Et je le trouve solvable,
La rencontre est admirable,
Et j’en rends grâce au destin.

FRONTIN, à part.

Le vieux juif de l’œil me suit,
Impossible que je sorte.

VINCENT, à part.

Le ciel ici m’a conduit.

FRONTIN, à part.

Va, que le diable t’emporte !

Ensemble.

C’en est fait, pauvre Frontin,
Puisque le sort implacable
De tout son courroux t’accable,
Subis gaiment ton destin.

VINCENT, à part.

Je le tiens donc, etc.

VINCENT, à part.

Le portefeuille est bien garni, soyons honnête.

Haut.

Serviteur à M. Frontin ; charmé de le rencontrer dans cette ville. Veut-il bien me permettre de lui présenter mes respects, de lui offrir mes services ? Il connaît mon attache ment pour lui.

FRONTIN, à part.

Que signifie ce langage ?

VINCENT.

Si vous avez besoin de moi, parlez ; tout mon bien est à votre service.

FRONTIN, à part.

Le bourreau se moque de moi.

VINCENT.

Vous considériez tout à l’heure votre portefeuille ; seriez-vous embarrassé pour escompter quelque billet ? Je n’en chargerai à un taux fort raisonnable.

FRONTIN, à part.

Il a vu le portefeuille, il voudrait déjà l’exploiter... Mais... ma foi, c’est ça !... Au moins le portefeuille m’aura servi à quelque chose... Madame Gervais n’est pas là...

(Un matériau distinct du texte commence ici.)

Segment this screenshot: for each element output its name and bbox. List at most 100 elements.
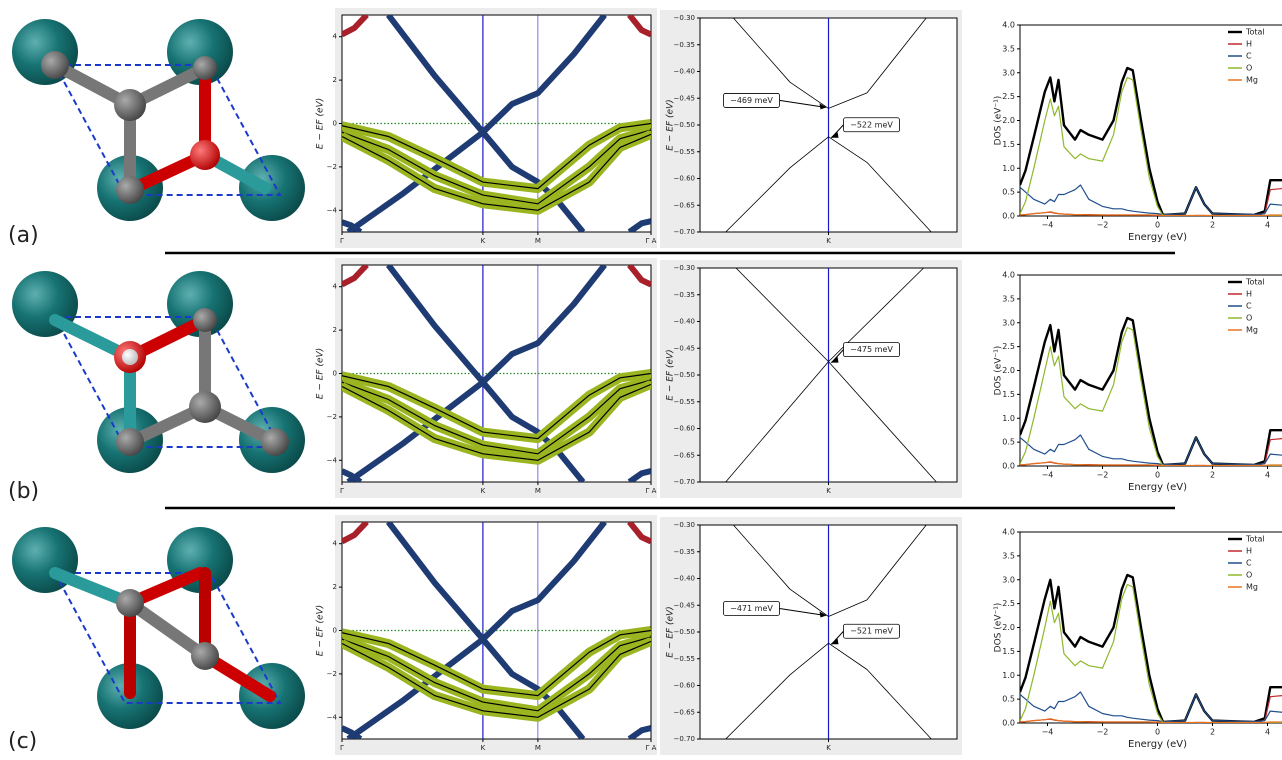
x-tick-label: K bbox=[481, 237, 486, 245]
x-tick-label: Γ bbox=[340, 237, 344, 245]
annotation-text: −521 meV bbox=[850, 627, 893, 636]
x-tick-label: 2 bbox=[1210, 221, 1215, 230]
y-tick-label: 2.5 bbox=[1002, 599, 1015, 608]
x-tick-label: 0 bbox=[1155, 728, 1160, 737]
panel-label: (c) bbox=[8, 729, 37, 754]
y-tick-label: −0.65 bbox=[674, 451, 695, 459]
y-tick-label: 3.0 bbox=[1002, 318, 1015, 327]
x-tick-label: 2 bbox=[1210, 471, 1215, 480]
y-tick-label: −0.35 bbox=[674, 41, 695, 49]
annotation-text: −475 meV bbox=[850, 345, 893, 354]
y-tick-label: −0.40 bbox=[674, 318, 695, 326]
x-tick-label: Γ bbox=[340, 744, 344, 752]
x-tick-label: −2 bbox=[1097, 221, 1109, 230]
y-tick-label: 0.5 bbox=[1002, 438, 1015, 447]
y-tick-label: −0.65 bbox=[674, 201, 695, 209]
y-tick-label: −2 bbox=[327, 670, 337, 678]
x-tick-label: M bbox=[535, 744, 541, 752]
y-tick-label: −0.70 bbox=[674, 478, 695, 486]
x-axis-label: Energy (eV) bbox=[1128, 232, 1187, 243]
y-tick-label: −0.40 bbox=[674, 68, 695, 76]
x-tick-label: 2 bbox=[1210, 728, 1215, 737]
legend-label: H bbox=[1246, 40, 1252, 49]
y-tick-label: 0.5 bbox=[1002, 695, 1015, 704]
y-tick-label: −0.55 bbox=[674, 655, 695, 663]
y-tick-label: −0.70 bbox=[674, 228, 695, 236]
x-tick-label: K bbox=[826, 237, 831, 245]
legend-label: O bbox=[1246, 314, 1252, 323]
legend-label: O bbox=[1246, 571, 1252, 580]
structure-b bbox=[12, 271, 305, 473]
y-tick-label: −0.60 bbox=[674, 175, 695, 183]
plot-area bbox=[1020, 275, 1282, 466]
legend-label: Total bbox=[1245, 535, 1265, 544]
y-tick-label: −0.55 bbox=[674, 398, 695, 406]
y-tick-label: 3.5 bbox=[1002, 294, 1015, 303]
y-tick-label: 1.5 bbox=[1002, 647, 1015, 656]
y-tick-label: 2 bbox=[333, 76, 337, 84]
plot-area bbox=[1020, 532, 1282, 723]
y-tick-label: −0.50 bbox=[674, 628, 695, 636]
y-tick-label: −0.30 bbox=[674, 521, 695, 529]
y-tick-label: −0.45 bbox=[674, 344, 695, 352]
structure-a bbox=[12, 19, 305, 221]
y-tick-label: 1.5 bbox=[1002, 140, 1015, 149]
y-tick-label: 4 bbox=[333, 33, 338, 41]
y-tick-label: 2.0 bbox=[1002, 366, 1015, 375]
annotation-text: −471 meV bbox=[730, 604, 773, 613]
y-tick-label: 4.0 bbox=[1002, 528, 1015, 537]
y-axis-label: E − EF (eV) bbox=[316, 605, 326, 656]
legend-label: C bbox=[1246, 559, 1252, 568]
legend-label: H bbox=[1246, 547, 1252, 556]
x-tick-label: M bbox=[535, 237, 541, 245]
legend-label: Mg bbox=[1246, 326, 1258, 335]
y-axis-label: E − EF (eV) bbox=[666, 606, 676, 657]
legend-label: C bbox=[1246, 302, 1252, 311]
x-tick-label: Γ A bbox=[646, 237, 657, 245]
x-tick-label: 4 bbox=[1265, 221, 1270, 230]
legend-label: Mg bbox=[1246, 76, 1258, 85]
y-tick-label: −0.40 bbox=[674, 575, 695, 583]
x-tick-label: Γ bbox=[340, 487, 344, 495]
legend-label: Mg bbox=[1246, 583, 1258, 592]
structure-c bbox=[12, 527, 305, 729]
y-tick-label: 4 bbox=[333, 283, 338, 291]
y-tick-label: 4 bbox=[333, 540, 338, 548]
y-tick-label: 0.0 bbox=[1002, 462, 1015, 471]
legend-label: Total bbox=[1245, 28, 1265, 37]
y-tick-label: −4 bbox=[327, 206, 338, 214]
y-tick-label: −0.70 bbox=[674, 735, 695, 743]
annotation-text: −469 meV bbox=[730, 96, 773, 105]
x-tick-label: K bbox=[481, 744, 486, 752]
y-tick-label: −2 bbox=[327, 163, 337, 171]
y-tick-label: 0 bbox=[333, 370, 337, 378]
y-tick-label: 2.5 bbox=[1002, 342, 1015, 351]
x-tick-label: −4 bbox=[1042, 471, 1054, 480]
y-tick-label: 2.0 bbox=[1002, 116, 1015, 125]
x-tick-label: 4 bbox=[1265, 728, 1270, 737]
x-tick-label: −2 bbox=[1097, 471, 1109, 480]
y-tick-label: −4 bbox=[327, 713, 338, 721]
x-tick-label: −4 bbox=[1042, 221, 1054, 230]
y-axis-label: DOS (eV⁻¹) bbox=[994, 96, 1004, 146]
panel-label: (a) bbox=[8, 223, 39, 248]
legend-label: C bbox=[1246, 52, 1252, 61]
x-tick-label: 4 bbox=[1265, 471, 1270, 480]
y-tick-label: −2 bbox=[327, 413, 337, 421]
y-tick-label: 1.5 bbox=[1002, 390, 1015, 399]
y-tick-label: −4 bbox=[327, 456, 338, 464]
y-tick-label: 3.5 bbox=[1002, 551, 1015, 560]
y-axis-label: E − EF (eV) bbox=[666, 349, 676, 400]
x-tick-label: −4 bbox=[1042, 728, 1054, 737]
y-tick-label: 1.0 bbox=[1002, 414, 1015, 423]
legend-label: O bbox=[1246, 64, 1252, 73]
y-tick-label: 0 bbox=[333, 120, 337, 128]
y-tick-label: −0.55 bbox=[674, 148, 695, 156]
x-axis-label: Energy (eV) bbox=[1128, 739, 1187, 750]
y-axis-label: E − EF (eV) bbox=[316, 348, 326, 399]
y-tick-label: −0.65 bbox=[674, 708, 695, 716]
y-tick-label: −0.50 bbox=[674, 121, 695, 129]
x-tick-label: −2 bbox=[1097, 728, 1109, 737]
y-tick-label: 0.0 bbox=[1002, 212, 1015, 221]
y-axis-label: DOS (eV⁻¹) bbox=[994, 346, 1004, 396]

VINCENT met ses lunettes, et s’avance vers Frontin.

Voulez-vous me montrer les billets que vous ?...

FRONTIN a jusque-là tourné le dos à Vincent ; dans ce moment il enfonce son chapeau sur ses yeux, boutonne son habit qui doit être très serré, se lève et s’avance vers Vincent, en affectant les airs d’un Anglais et baragouinant.

Vous, monsier, faisiez le escompte ?...

VINCENT, stupéfait, ôte ses lunettes, recule et regarde.

Hein ?

FRONTIN.

Je avais besoin pas du tout.

VINCENT, à part.

Qu’est-ce que cela veut dire ?

Haut.

Monsieur Frontin, je suis Vincent ; et lorsque je vous ai obligé...

FRONTIN, l’interrompant.

Jamais milord Dunder avait obligation avec vous.

VINCENT, à part.

Milord Dunder !... où en veut-il venir ?... Prétendrait-il, à la faveur de son baragouin ?... Oh ! je suis aussi fin que lui !

Haut.

Monsieur Frontin, laissez votre baragouin et parlons raison. Vous me devez mille écus, j’ai une contrainte par corps ; il faut aller en prison, ou me payer.

FRONTIN, à part.

Payons d’audace.

Haut. 

Je devais rien.

VINCENT, avec colère.

Ah ! vous ne devez rien ! eh bien, nous verrons !... Je ne quitte pas la ville, que vous ne soyez coffre.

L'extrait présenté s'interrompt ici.